Posted by: Tony Francis | 27 Jun 2008 04:32:18

Thanks Michael Bulley. That looks a good lead. At the moment I am online only via iPhone. Will follow up as soon as I am properly connected again.
On the location ... Beard Towers is not so capacious ...that I imagine it will be the living room

Posted by: Mary | 26 Jun 2008 17:22:26

As I'm in France, my default Google is the French one, so just out of idle curiosity I typed "Inglesis peintre" and got this:
monument funéraire de peintre, de L. Ingleort (monument sépulcral n° 10)
Localisation Ile-de-France ; Hauts-de-Seine ; Boulogne-Billancourt
Edifice nouveau cimetière (non inventorié)
Auteur(s) Inglesis L. (?, peintre, mosaïste)
Siècle 3e quart 20e siècle (?)
Copyright © Inventaire général

Posted by: Michael Bulley | 26 Jun 2008 16:49:23

Mary, where are you going to put your new acquisition? Guests might be fooled into thinking that Boris is a relation if you hang him in your living room or kitchen.

Posted by: Kiran | 26 Jun 2008 14:14:48

Does sound like a pseudonym, doesn't it. Any chance it's a self-portrait?

The (arch)angel appears to be an unfinished canvas pinned to a board and leaning against a door. What did his own studio look like? El Iglesias could be "the churchy one"?? Russian icon tradition for a white emigre?
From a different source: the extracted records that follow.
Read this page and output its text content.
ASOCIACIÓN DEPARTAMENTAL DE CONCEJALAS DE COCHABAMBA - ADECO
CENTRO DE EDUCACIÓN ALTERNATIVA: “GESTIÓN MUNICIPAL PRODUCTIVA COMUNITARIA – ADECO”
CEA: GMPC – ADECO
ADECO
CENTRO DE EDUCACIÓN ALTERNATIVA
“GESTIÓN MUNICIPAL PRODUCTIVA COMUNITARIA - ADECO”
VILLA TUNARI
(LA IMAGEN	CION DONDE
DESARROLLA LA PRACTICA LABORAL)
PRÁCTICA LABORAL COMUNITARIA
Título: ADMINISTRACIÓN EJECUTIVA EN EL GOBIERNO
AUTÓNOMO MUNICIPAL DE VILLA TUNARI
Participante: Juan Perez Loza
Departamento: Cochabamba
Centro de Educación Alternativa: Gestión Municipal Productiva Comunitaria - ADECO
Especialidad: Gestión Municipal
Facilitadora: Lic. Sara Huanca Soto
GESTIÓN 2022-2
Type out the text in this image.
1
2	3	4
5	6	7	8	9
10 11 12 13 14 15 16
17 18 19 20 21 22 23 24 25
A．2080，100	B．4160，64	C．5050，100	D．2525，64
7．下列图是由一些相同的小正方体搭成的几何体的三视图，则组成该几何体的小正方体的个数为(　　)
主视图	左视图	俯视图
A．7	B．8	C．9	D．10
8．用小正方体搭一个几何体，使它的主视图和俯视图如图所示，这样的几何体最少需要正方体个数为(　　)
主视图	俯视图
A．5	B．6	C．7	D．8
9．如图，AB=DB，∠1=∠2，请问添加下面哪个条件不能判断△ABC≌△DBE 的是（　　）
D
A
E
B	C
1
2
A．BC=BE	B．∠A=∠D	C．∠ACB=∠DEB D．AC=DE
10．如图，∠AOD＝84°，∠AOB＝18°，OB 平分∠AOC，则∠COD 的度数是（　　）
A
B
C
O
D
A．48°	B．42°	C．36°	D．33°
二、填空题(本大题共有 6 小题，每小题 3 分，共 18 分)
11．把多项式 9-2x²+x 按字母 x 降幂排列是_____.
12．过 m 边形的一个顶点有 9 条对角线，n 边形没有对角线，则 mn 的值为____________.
Very short tie he's wearing!

He must have had very good contacts to get all those commissions - either that or he was the only mosaicist around Bloomsbury at the time. Interesting to know about his work (if any) in Russia, pre-1917.

The pseudonym Leonid could be a pointer to St Mark?

He does look a bit like Putin, too, doesn't he :-)

Posted by: Xjy | 26 Jun 2008 10:34:59

"THE husband"! I suppose this is meant to indicate that he is the definite article and to that extent is positive. But why does Mary Beard have to "confess" that it was "he" as though men are rarely allowed to be seen when she communes with art.